Giftiger Mais

Von Udo Pollmer |
Die meisten Menschen wünschen sich und ihren Lieben ein starkes Immunsystem. Da darf natürlich die richtige Ernährung nicht fehlen. Aber nicht das Gemüse oder der Joghurt beeinflussen das Immunsystem, sondern ganz andere Substanzen.
Was sollen wir essen, damit unser Immunsystem so fit wird, wie es die Joghurtwerbung verspricht? Ehrlich gesagt, diese Frage ist bis heute nicht beantwortet. Man kennt keinen einzigen Stoff in unserer Nahrung, der dem Immunsystem nachweislich auf die Sprünge hilft, also der tatsächlich dazu führt, dass wir seltener an Infektionen erkranken. Kein Vitamin, kein Mineralstoff und kein sekundärer Pflanzenstoff, bei dem man guten Gewissens der Allgemeinheit eine Extraportion empfehlen könnte. Aber wir kennen Lebensmittel, die unser Immunsystem beeinträchtigen können.

Dazu gehört inzwischen auch der Mais. Eine Forschergruppe aus den USA und aus Ghana hat in einigen afrikanischen Ländern die Sterblichkeit durch AIDS geprüft – und dabei nicht nur, wie sonst üblich, mit sozialen und ökonomischen Faktoren abgeglichen, sondern auch mal mit der Küche. Und siehe da, es ergab sich eine höchst auffällige Korrelation mit dem Verzehr von Mais. Die Autoren wagen sogar zu behaupten, dass der Mais für jede zweite AIDS-Erkrankung im südlichen Afrika verantwortlich sei.

Bei solchen Studien aus Afrika, auch wenn sie von US-Forschern durchgeführt werden, da ist es notwendig, die Datenbasis etwas näher zu betrachten. In diesem Falle wurden die offiziellen Zahlen der Weltgesundheitsorganisation WHO und der Welternährungsorganisation FAO zugrunde gelegt. Da sind natürlich auch Schätzungen mit eingeflossen, aber eben nicht zugunsten irgendeiner Theorie. Insofern sind die Ergebnisse noch kein harter Beweis, aber dennoch ernst zu nehmen.

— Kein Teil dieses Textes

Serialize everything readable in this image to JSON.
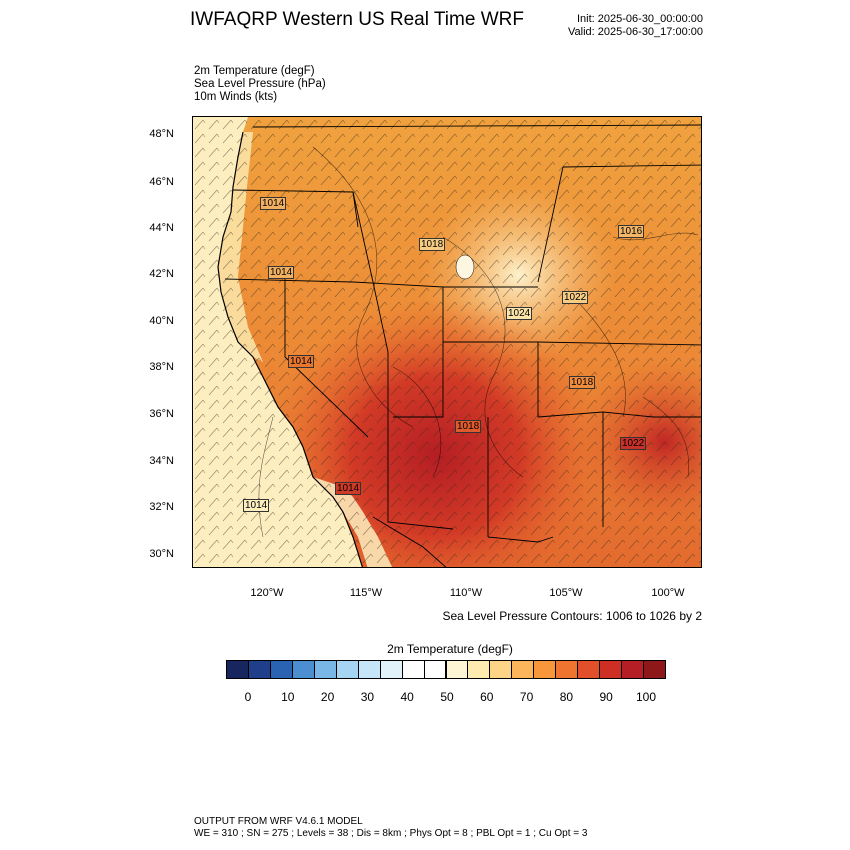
{
  "header": {
    "title": "IWFAQRP Western US Real Time WRF",
    "init": "Init: 2025-06-30_00:00:00",
    "valid": "Valid: 2025-06-30_17:00:00"
  },
  "fields": {
    "temperature": "2m Temperature   (degF)",
    "pressure": "Sea Level Pressure   (hPa)",
    "winds": "10m Winds   (kts)"
  },
  "map": {
    "lat_labels": [
      "48°N",
      "46°N",
      "44°N",
      "42°N",
      "40°N",
      "38°N",
      "36°N",
      "34°N",
      "32°N",
      "30°N"
    ],
    "lon_labels": [
      "120°W",
      "115°W",
      "110°W",
      "105°W",
      "100°W"
    ],
    "pressure_labels": [
      "1014",
      "1014",
      "1014",
      "1016",
      "1018",
      "1018",
      "1018",
      "1024",
      "1022",
      "1022",
      "1014",
      "1014"
    ],
    "colors": {
      "ocean": "#fdeec0",
      "land_warm": "#f0a03c",
      "land_hot": "#d83a28",
      "land_cool": "#fce4a8"
    }
  },
  "contour_note": "Sea Level Pressure Contours: 1006 to 1026 by 2",
  "colorbar": {
    "title": "2m Temperature  (degF)",
    "colors": [
      "#17265f",
      "#1f3f8a",
      "#2b63b3",
      "#4b8fd0",
      "#79b7e6",
      "#a6d5f4",
      "#c6e5f8",
      "#e2f2fb",
      "#ffffff",
      "#ffffff",
      "#fef5d4",
      "#feebb0",
      "#fed486",
      "#fcb55a",
      "#f8963c",
      "#ef7430",
      "#e1502a",
      "#cd2f25",
      "#b51e24",
      "#8e1819"
    ],
    "ticks": [
      "0",
      "10",
      "20",
      "30",
      "40",
      "50",
      "60",
      "70",
      "80",
      "90",
      "100"
    ]
  },
  "footer": {
    "line1": "OUTPUT FROM WRF V4.6.1 MODEL",
    "line2": "WE = 310 ; SN = 275 ; Levels = 38 ; Dis = 8km ; Phys Opt = 8 ; PBL Opt = 1 ; Cu Opt = 3"
  }
}
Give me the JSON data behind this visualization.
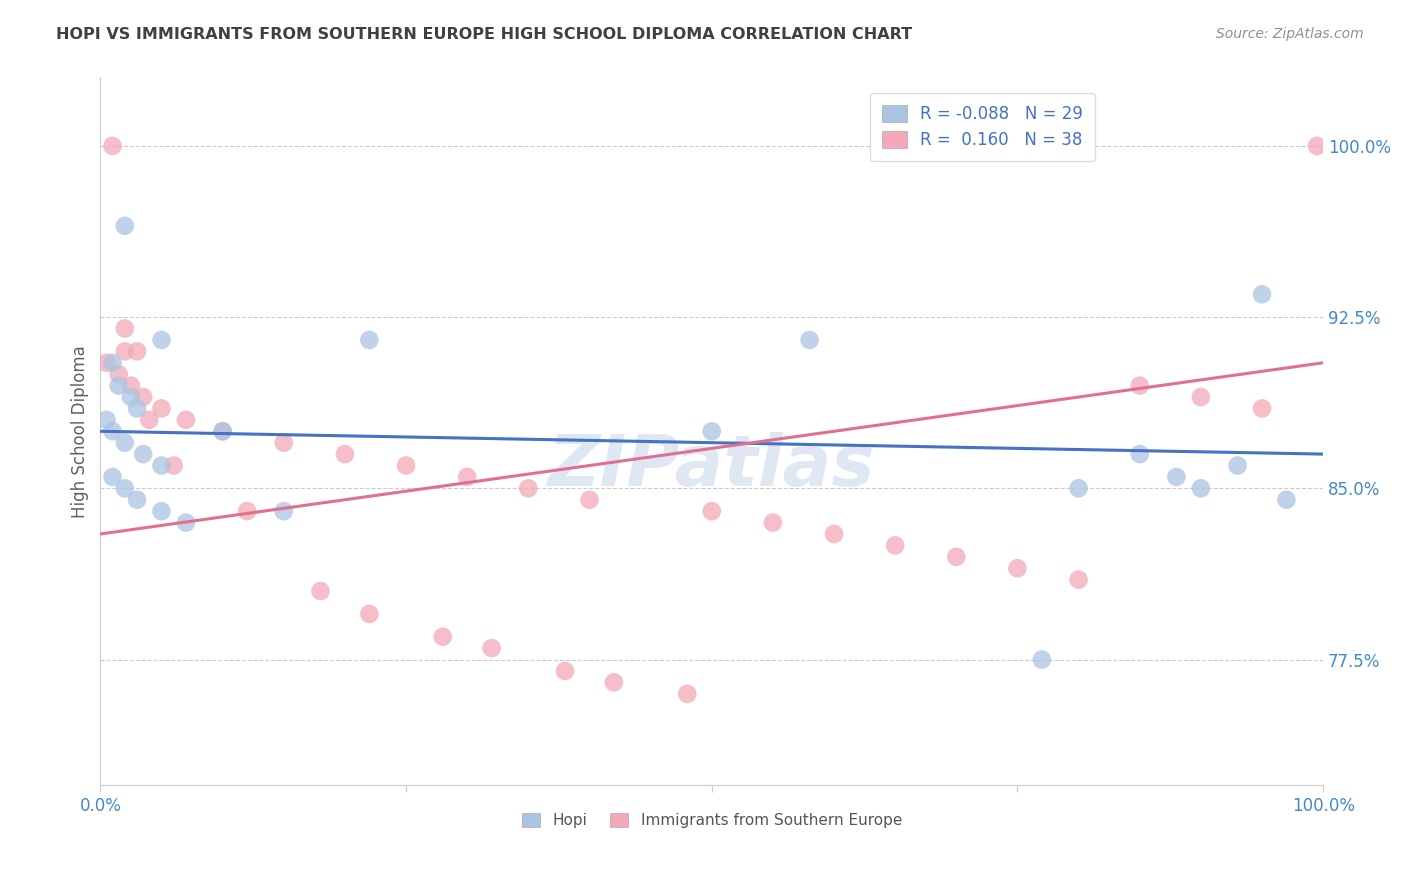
{
  "title": "HOPI VS IMMIGRANTS FROM SOUTHERN EUROPE HIGH SCHOOL DIPLOMA CORRELATION CHART",
  "source": "Source: ZipAtlas.com",
  "ylabel": "High School Diploma",
  "watermark": "ZIPatlas",
  "legend_hopi_label": "Hopi",
  "legend_immigrant_label": "Immigrants from Southern Europe",
  "hopi_R": "-0.088",
  "hopi_N": "29",
  "immigrant_R": "0.160",
  "immigrant_N": "38",
  "ytick_labels": [
    "77.5%",
    "85.0%",
    "92.5%",
    "100.0%"
  ],
  "ytick_values": [
    77.5,
    85.0,
    92.5,
    100.0
  ],
  "xlim": [
    0.0,
    100.0
  ],
  "ylim": [
    72.0,
    103.0
  ],
  "hopi_color": "#aac4e2",
  "immigrant_color": "#f4a8b8",
  "hopi_line_color": "#4472c4",
  "immigrant_line_color": "#e07090",
  "title_color": "#404040",
  "source_color": "#909090",
  "axis_label_color": "#606060",
  "tick_color": "#4488cc",
  "grid_color": "#cccccc",
  "hopi_scatter_x": [
    2.0,
    5.0,
    22.0,
    1.0,
    1.5,
    2.5,
    3.0,
    0.5,
    1.0,
    2.0,
    3.5,
    5.0,
    10.0,
    50.0,
    58.0,
    85.0,
    88.0,
    90.0,
    93.0,
    95.0,
    97.0,
    1.0,
    2.0,
    3.0,
    5.0,
    7.0,
    15.0,
    80.0,
    77.0
  ],
  "hopi_scatter_y": [
    96.5,
    91.5,
    91.5,
    90.5,
    89.5,
    89.0,
    88.5,
    88.0,
    87.5,
    87.0,
    86.5,
    86.0,
    87.5,
    87.5,
    91.5,
    86.5,
    85.5,
    85.0,
    86.0,
    93.5,
    84.5,
    85.5,
    85.0,
    84.5,
    84.0,
    83.5,
    84.0,
    85.0,
    77.5
  ],
  "immigrant_scatter_x": [
    1.0,
    2.0,
    3.0,
    0.5,
    1.5,
    2.5,
    3.5,
    5.0,
    7.0,
    10.0,
    15.0,
    20.0,
    25.0,
    30.0,
    35.0,
    40.0,
    50.0,
    55.0,
    60.0,
    65.0,
    70.0,
    75.0,
    80.0,
    85.0,
    90.0,
    95.0,
    99.5,
    2.0,
    4.0,
    6.0,
    12.0,
    18.0,
    22.0,
    28.0,
    32.0,
    38.0,
    42.0,
    48.0
  ],
  "immigrant_scatter_y": [
    100.0,
    92.0,
    91.0,
    90.5,
    90.0,
    89.5,
    89.0,
    88.5,
    88.0,
    87.5,
    87.0,
    86.5,
    86.0,
    85.5,
    85.0,
    84.5,
    84.0,
    83.5,
    83.0,
    82.5,
    82.0,
    81.5,
    81.0,
    89.5,
    89.0,
    88.5,
    100.0,
    91.0,
    88.0,
    86.0,
    84.0,
    80.5,
    79.5,
    78.5,
    78.0,
    77.0,
    76.5,
    76.0
  ],
  "hopi_line_x0": 0.0,
  "hopi_line_x1": 100.0,
  "hopi_line_y0": 87.5,
  "hopi_line_y1": 86.5,
  "immigrant_line_x0": 0.0,
  "immigrant_line_x1": 100.0,
  "immigrant_line_y0": 83.0,
  "immigrant_line_y1": 90.5
}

Wie bitte soll der Mais eine Krankheit wie AIDS begünstigen? Die Infektion wird ja wohl kaum mittels Maiskolben übertragen. Der Grund ist recht einfach: Mais ist häufig mit Schimmelgiften belastet, und die werden von Pilzen, namentlich von Fusarien gebildet. Und von diesen Schimmelgiften ist bekannt, dass sie das Immunsystem massiv schädigen. Nicht nur im Tierversuch, sondern auch beim Menschen.
Auch bei uns findet man in Maisprodukten immer wieder erkleckliche Mengen an Schimmelgiften, wenn auch längst nicht Gehalte wie in Afrika. Trotzdem: Unsere Höchstmengen sind hoch angesetzt, schädliche Wirkungen auf das Immunsystem findet man im Labor noch unterhalb der Grenzwerte. Die geplanten Grenzwerte für das besonders kritische T-2- und HT-2-Toxin werden bei Kindern regelmäßig überschritten.

Fachleute, beispielsweise vom Bundesforschungsinstitut für Kulturpflanzen, fordern deshalb eine Einschränkung des Maisanbaus. Doch genau das Gegenteil passiert: Der Maisanbau wird bei uns ausgeweitet, er wird subventioniert, weil er Energie vom Acker liefern soll für unsere Biogasanlagen. Durch den vermehrten Anbau infizieren die Pilzsporen in den untergepflügten Wurzelstöcken natürlich auch die Folgekulturen wie Weizen oder Braugerste. Das bedeutet wiederum mehr Rückstände im Brot und im Bier. Eine ganz einfache Möglichkeit das Risiko zu senken, wäre der Anbau des umstrittenen Gen-Maises. Der enthält nur ein Zehntel an Gift wie herkömmlicher Mais. Das hängt damit zusammen, dass der Gen-Mais den Blattläusen nicht bekommt und die übertragen nämlich die Fusarien.

So muss der Verbraucher eben selbst sehen, wo er bleibt. Die einfachste Möglichkeit, das Risiko zu senken, besteht in einer korrekten Verarbeitung des Getreides. Schimmelgifte befinden sich vor allem in den Randschichten. Helles Mehl ist unbedenklich. Es ist also gar nicht so schwer, sich ein wenig gesünder zu ernähren. Mahlzeit!